Cette muraille, Mbappé devra encore la briser, même si le contexte n’a rien d’idéal. Vendredi, le champion du monde a reçu un coup de coude du défenseur Vitor Reis lors du match nul face à Gérone (1-1). Arcade sourcilière ouverte, visage ensanglanté et points de suture à l’arrivée. Absent de l’entraînement dimanche « par précaution », selon son club, il y est revenu lundi avec un pansement. Le « meilleur joueur du monde », comme le répète à qui veut l’entendre Arbeloa, a aussi l’objectif inavoué de faire tomber un énième record de Ronaldo, celui du nombre de buts sur une campagne de Ligue des champions (17, contre 14 actuellement pour le Français).

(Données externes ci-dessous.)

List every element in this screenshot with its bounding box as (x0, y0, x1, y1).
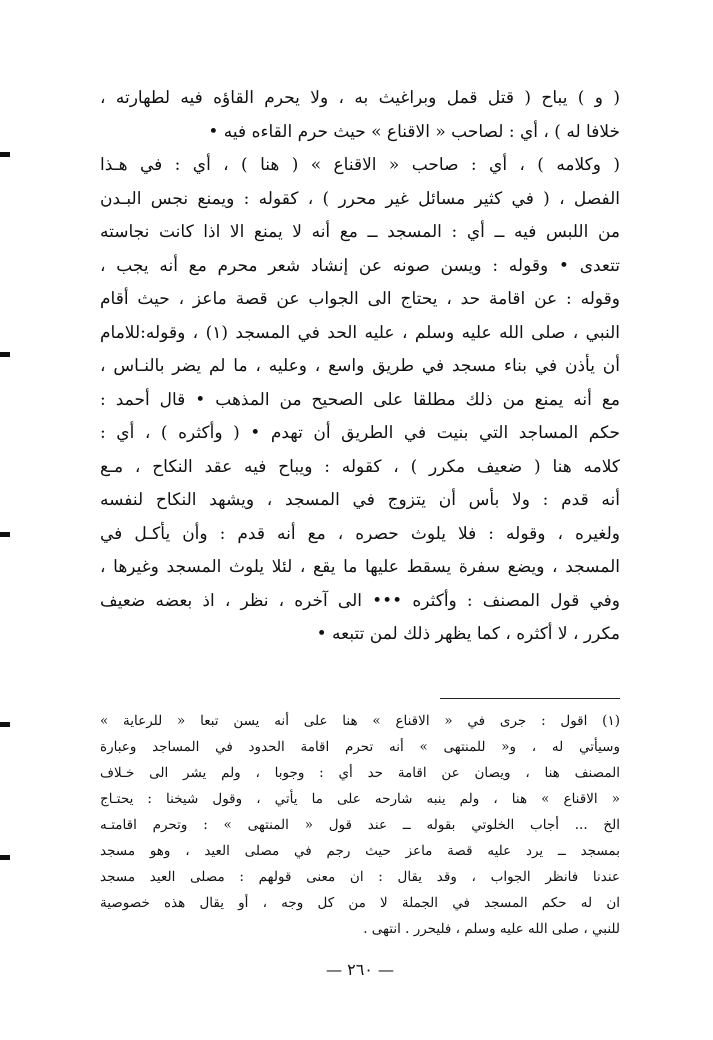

Y parvenir signifierait sûrement un exploit majuscule des Merengue, condamnés par bon nombre d’observateurs avant même d’avoir posé le pied en Bavière. Y parvenir permettrait, peut-être, de sauver la saison madrilène autant que faire se peut avant, pour Kylian Mbappé, de changer de logiciel : le grand rendez-vous de son année demeure la Coupe du monde (11 juin-19 juillet). Peut-être l’apothéose après un printemps de rêve. Ou plus probablement une échappatoire pour oublier les tracas.